Jesus viu a multidão e mobilizou os discípulos. Eles se viram incapazes para concluir tamanha ação. Relutando, apresentam o que têm em mãos, mas com o sentimento de estarem certos de que não haveria solução para o fato. Jesus os ordena organizar a multidão em grupos. Ele ora para mostrar de onde vem o suprimento. Reparte, com os discípulos que refazem seu movimento. No final, a multidão foi atendida, os discípulos surpreendidos, porque viram ainda doze cestos cheios. E o mais importante, Jesus foi reconhecido como o Profeta que devia vir ao mundo.

Procuro ler muito sobre a impressão e as experiências de vários autores no processo do pensar a Missão de Deus e também vivenciá-la. A Escuta Missionária realçou ainda mais o desejo de participar daquilo que Deus está realizando entre os povos. Em particular, tenho percebido o quanto fez bem pra igreja da qual faço parte. Há uma alegria entre nós por saber que podemos ser uma igreja local que participa de ações efetivas do outro lado do mundo. Isso é fantástico, para um grupo de pessoas que tinha esse sonho como algo muito distante. Para nós, isso só era possível para grandes igrejas.

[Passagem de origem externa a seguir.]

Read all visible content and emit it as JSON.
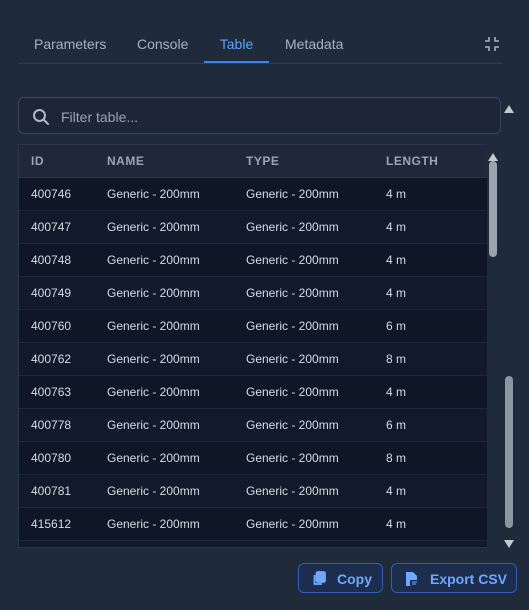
{
  "tabs": [
    {
      "label": "Parameters",
      "active": false
    },
    {
      "label": "Console",
      "active": false
    },
    {
      "label": "Table",
      "active": true
    },
    {
      "label": "Metadata",
      "active": false
    }
  ],
  "filter": {
    "placeholder": "Filter table...",
    "value": ""
  },
  "table": {
    "columns": [
      "ID",
      "NAME",
      "TYPE",
      "LENGTH"
    ],
    "rows": [
      {
        "id": "400746",
        "name": "Generic - 200mm",
        "type": "Generic - 200mm",
        "length": "4 m"
      },
      {
        "id": "400747",
        "name": "Generic - 200mm",
        "type": "Generic - 200mm",
        "length": "4 m"
      },
      {
        "id": "400748",
        "name": "Generic - 200mm",
        "type": "Generic - 200mm",
        "length": "4 m"
      },
      {
        "id": "400749",
        "name": "Generic - 200mm",
        "type": "Generic - 200mm",
        "length": "4 m"
      },
      {
        "id": "400760",
        "name": "Generic - 200mm",
        "type": "Generic - 200mm",
        "length": "6 m"
      },
      {
        "id": "400762",
        "name": "Generic - 200mm",
        "type": "Generic - 200mm",
        "length": "8 m"
      },
      {
        "id": "400763",
        "name": "Generic - 200mm",
        "type": "Generic - 200mm",
        "length": "4 m"
      },
      {
        "id": "400778",
        "name": "Generic - 200mm",
        "type": "Generic - 200mm",
        "length": "6 m"
      },
      {
        "id": "400780",
        "name": "Generic - 200mm",
        "type": "Generic - 200mm",
        "length": "8 m"
      },
      {
        "id": "400781",
        "name": "Generic - 200mm",
        "type": "Generic - 200mm",
        "length": "4 m"
      },
      {
        "id": "415612",
        "name": "Generic - 200mm",
        "type": "Generic - 200mm",
        "length": "4 m"
      },
      {
        "id": "",
        "name": "",
        "type": "",
        "length": ""
      }
    ]
  },
  "actions": {
    "copy_label": "Copy",
    "export_label": "Export CSV"
  },
  "icons": {
    "collapse": "collapse-icon",
    "search": "search-icon",
    "copy": "copy-icon",
    "export": "csv-file-icon"
  },
  "colors": {
    "accent": "#3b82f6",
    "background": "#1f2a3b",
    "table_bg": "#0f1726"
  }
}
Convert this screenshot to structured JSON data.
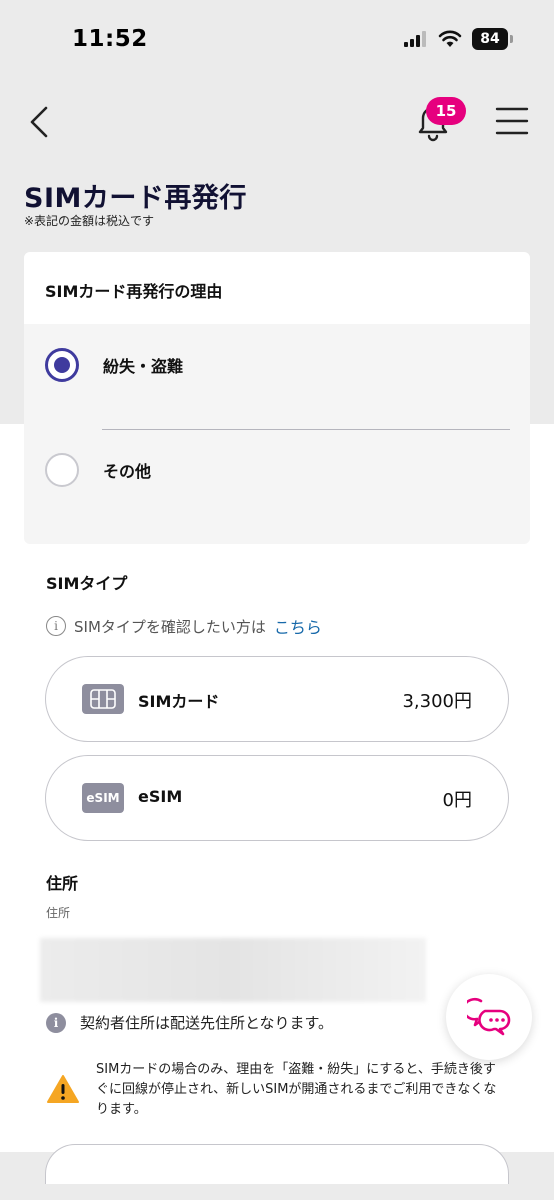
{
  "status_bar": {
    "time": "11:52",
    "battery": "84"
  },
  "header": {
    "notification_count": "15"
  },
  "page": {
    "title": "SIMカード再発行",
    "note": "※表記の金額は税込です"
  },
  "reason": {
    "heading": "SIMカード再発行の理由",
    "options": [
      {
        "label": "紛失・盗難",
        "selected": true
      },
      {
        "label": "その他",
        "selected": false
      }
    ]
  },
  "sim_type": {
    "heading": "SIMタイプ",
    "info_text": "SIMタイプを確認したい方は",
    "info_link": "こちら",
    "options": [
      {
        "name": "SIMカード",
        "price": "3,300円"
      },
      {
        "name": "eSIM",
        "icon_text": "eSIM",
        "price": "0円"
      }
    ]
  },
  "address": {
    "heading": "住所",
    "sub_label": "住所",
    "note": "契約者住所は配送先住所となります。",
    "warning": "SIMカードの場合のみ、理由を「盗難・紛失」にすると、手続き後すぐに回線が停止され、新しいSIMが開通されるまでご利用できなくなります。"
  },
  "colors": {
    "accent": "#e6007e",
    "radio": "#3f3b9e",
    "link": "#1769aa",
    "warning": "#f5a623"
  }
}
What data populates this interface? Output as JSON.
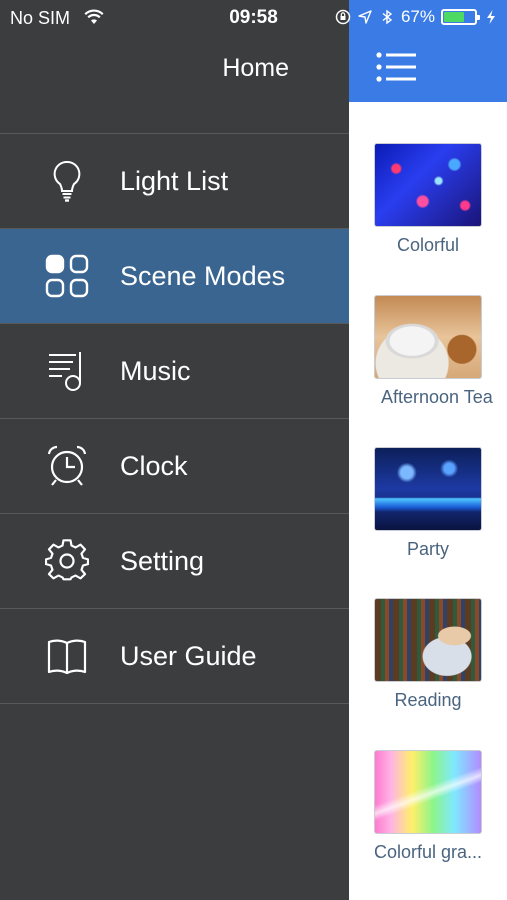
{
  "status_bar": {
    "carrier": "No SIM",
    "time": "09:58",
    "battery": "67%",
    "battery_level": 0.67,
    "icons": [
      "wifi-icon",
      "orientation-lock-icon",
      "location-icon",
      "bluetooth-icon",
      "charging-icon"
    ]
  },
  "drawer": {
    "title": "Home",
    "items": [
      {
        "label": "Light List",
        "icon": "lightbulb-icon"
      },
      {
        "label": "Scene Modes",
        "icon": "grid-icon"
      },
      {
        "label": "Music",
        "icon": "music-list-icon"
      },
      {
        "label": "Clock",
        "icon": "alarm-clock-icon"
      },
      {
        "label": "Setting",
        "icon": "gear-icon"
      },
      {
        "label": "User Guide",
        "icon": "book-icon"
      }
    ],
    "active_item": "Scene Modes"
  },
  "content": {
    "menu_icon": "hamburger-icon",
    "scenes": [
      {
        "label": "Colorful"
      },
      {
        "label": "Afternoon Tea"
      },
      {
        "label": "Party"
      },
      {
        "label": "Reading"
      },
      {
        "label": "Colorful gra..."
      }
    ]
  },
  "colors": {
    "drawer_bg": "#3c3d3f",
    "active_bg": "#3a6591",
    "accent_blue": "#3b7be6",
    "scene_label": "#4a6480",
    "battery_green": "#4cd964"
  }
}
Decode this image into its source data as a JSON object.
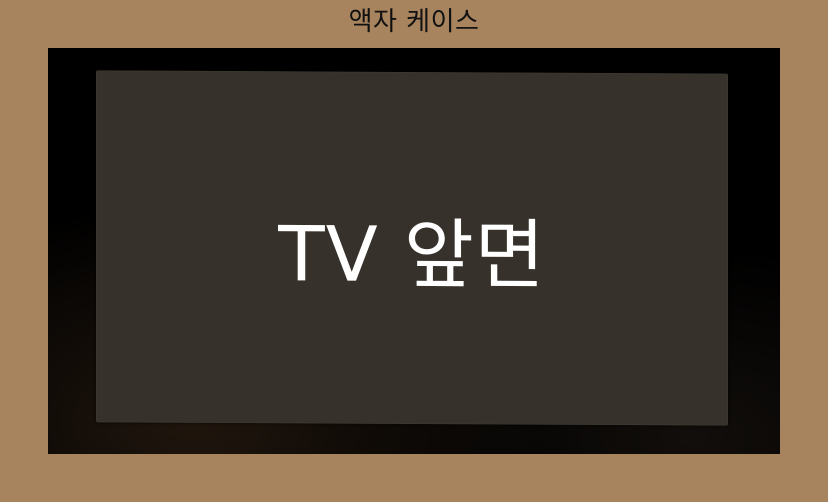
{
  "case": {
    "title": "액자 케이스"
  },
  "tv": {
    "screen_label": "TV 앞면"
  },
  "colors": {
    "background": "#a7835e",
    "frame": "#000000",
    "screen": "#36312a",
    "label": "#ffffff"
  }
}
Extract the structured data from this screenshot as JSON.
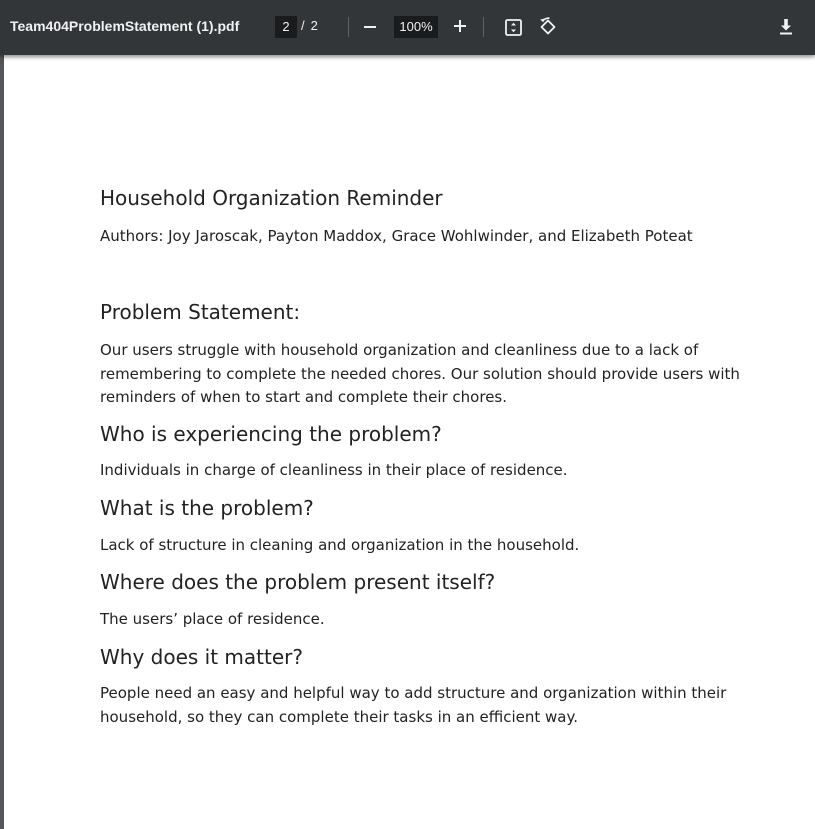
{
  "toolbar": {
    "file_name": "Team404ProblemStatement (1).pdf",
    "current_page": "2",
    "page_separator": "/",
    "total_pages": "2",
    "zoom_level": "100%",
    "icons": {
      "zoom_out": "minus-icon",
      "zoom_in": "plus-icon",
      "fit": "fit-to-page-icon",
      "rotate": "rotate-icon",
      "download": "download-icon"
    },
    "colors": {
      "background": "#323639",
      "text": "#f1f1f1",
      "input": "#191b1c"
    }
  },
  "document": {
    "title": "Household Organization Reminder",
    "authors": "Authors: Joy Jaroscak, Payton Maddox, Grace Wohlwinder, and Elizabeth Poteat",
    "sections": [
      {
        "heading": "Problem Statement:",
        "body": "Our users struggle with household organization and cleanliness due to a lack of remembering to complete the needed chores. Our solution should provide users with reminders of when to start and complete their chores."
      },
      {
        "heading": "Who is experiencing the problem?",
        "body": "Individuals in charge of cleanliness in their place of residence."
      },
      {
        "heading": "What is the problem?",
        "body": "Lack of structure in cleaning and organization in the household."
      },
      {
        "heading": "Where does the problem present itself?",
        "body": "The users’ place of residence."
      },
      {
        "heading": "Why does it matter?",
        "body": "People need an easy and helpful way to add structure and organization within their household, so they can complete their tasks in an efficient way."
      }
    ]
  }
}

Ao compreender que há diversas possibilidades para se engajar, hoje atuamos em parceria com agências missionárias que nos dão suporte para atuar como igreja em ações que possibilitam a pregação do evangelho àqueles que pouco ou nada ouviram sobre ele.  Além disso, apoiamos missionários parceiros (que são de outras igrejas), porque cremos que o reino é de um só Rei. A consciência da vocação dos membros de nossa congregação é percebida no envolvimento com as atividades de intervenção social que passamos a realizar em nossa região. E também pela disposição dos irmãos no atendimento do chamado para servir ao Senhor entre um povo que não é o seu.

Sempre vejo caravanas para diversos lugares, o que acho legal do ponto de vista histórico, mas fico pensando, se houvesse essa mesma motivação, não turística, mas intencionalmente missionária das igrejas, não seria ótimo? Penso que sim! Acredito que todos os pastores e líderes devem participar de uma Escuta Missionária. Conhecer um povo do qual você não faz parte, mas que ainda precisa ouvir o Evangelho, a Palavra do Pai que pode fazer de todos nós irmãos, é uma experiência incrível. Traz sentido de ser Igreja, para o pastor e para os irmãos.

Conhecemos o caminho e a história da salvação aponta para Ap 5.9: E cantavam um novo cântico, dizendo: Digno és de tomar o livro, e de abrir os seus selos; porque foste morto, e com o teu sangue nos compraste para Deus de toda a tribo, e língua, e povo, e nação;”

Esse dia vai chegar e com todo o meu coração, eu quero ser parte disso!